In the end, Jameson’s family wound up working in police departments all over. His aunt, Callie, worked at the Yonkers Police Department. Two other bloodhounds, Hudson and Earl, worked with the New York City Police Department. His brother, John-boy, worked in the New York State police, following in his great-grandfather Major Rudy’s footsteps.
McMorris worked with Deputy Dogs until around five or six years ago, when he felt he was too old to keep training. Jameson, however, remained with him, and has continued to make appearances at John Jay since inheriting the job from his grandfather, Guinness, in 2019.

Ashley Paradis, a graduate student studying International Crime and Justice, was pleasantly surprised by Jameson’s appearance at the Fall 2025 Open House.

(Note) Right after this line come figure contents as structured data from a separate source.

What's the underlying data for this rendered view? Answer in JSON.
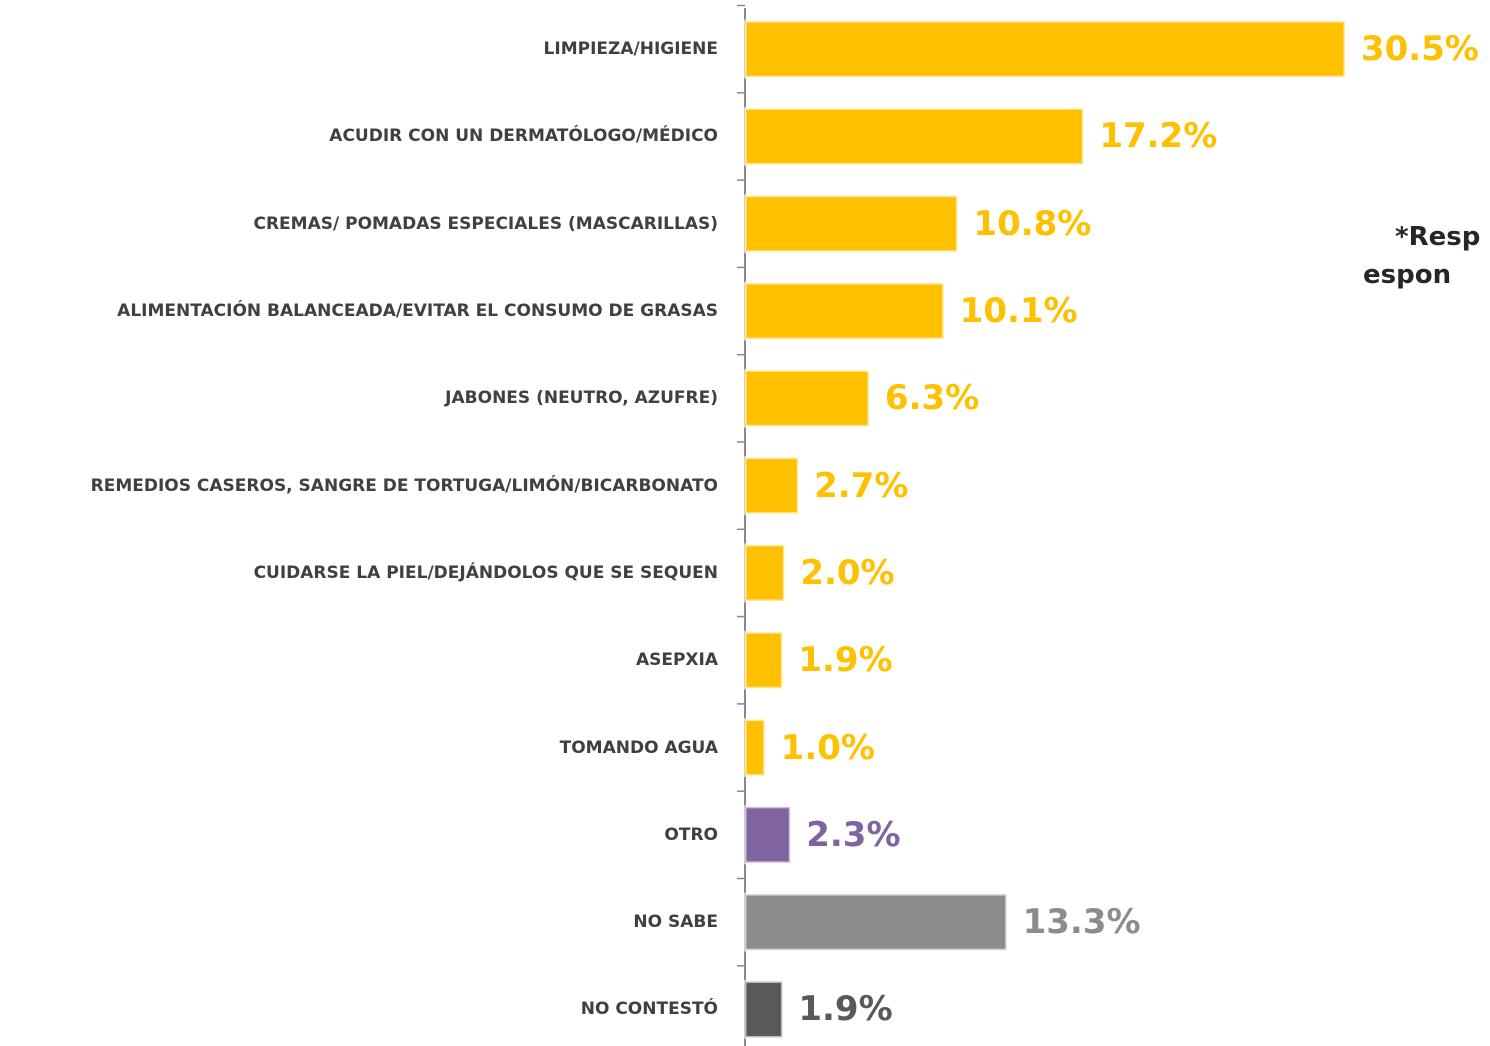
{
  "chart_data": {
    "type": "bar",
    "orientation": "horizontal",
    "categories": [
      "LIMPIEZA/HIGIENE",
      "ACUDIR CON UN DERMATÓLOGO/MÉDICO",
      "CREMAS/ POMADAS ESPECIALES (MASCARILLAS)",
      "ALIMENTACIÓN BALANCEADA/EVITAR EL CONSUMO DE GRASAS",
      "JABONES (NEUTRO, AZUFRE)",
      "REMEDIOS CASEROS, SANGRE DE TORTUGA/LIMÓN/BICARBONATO",
      "CUIDARSE LA PIEL/DEJÁNDOLOS QUE SE SEQUEN",
      "ASEPXIA",
      "TOMANDO AGUA",
      "OTRO",
      "NO SABE",
      "NO CONTESTÓ"
    ],
    "values": [
      30.5,
      17.2,
      10.8,
      10.1,
      6.3,
      2.7,
      2.0,
      1.9,
      1.0,
      2.3,
      13.3,
      1.9
    ],
    "value_labels": [
      "30.5%",
      "17.2%",
      "10.8%",
      "10.1%",
      "6.3%",
      "2.7%",
      "2.0%",
      "1.9%",
      "1.0%",
      "2.3%",
      "13.3%",
      "1.9%"
    ],
    "colors": [
      "#FFC000",
      "#FFC000",
      "#FFC000",
      "#FFC000",
      "#FFC000",
      "#FFC000",
      "#FFC000",
      "#FFC000",
      "#FFC000",
      "#8064A2",
      "#8C8C8C",
      "#595959"
    ],
    "annotation": [
      "*Resp",
      "espon"
    ]
  }
}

“It’s a momentous occasion,” said Paradis. “You so often see the fake, for lack of a better term, bloodhound, you know the mascot, so it’s actually kind of crazy to see an actual bloodhound, the face of our college, on campus.”
Sabreen Abuzahriyeh, a junior studying Fraud Examination and Financial Forensics, was also delighted by Jameson’s presence and disposition.
“He’s really friendly,” said Abuzahriyeh. “Anytime you approach him, he cuddles you, and I don’t expect that from random dogs.”
For McMorris and Jameson, the trips have been just as memorable.
“I just love bringing the dog down and letting people play with the dog,” said McMorris. “And Jameson loves it — he can tell as soon as I’m headed toward the city where he’s going.”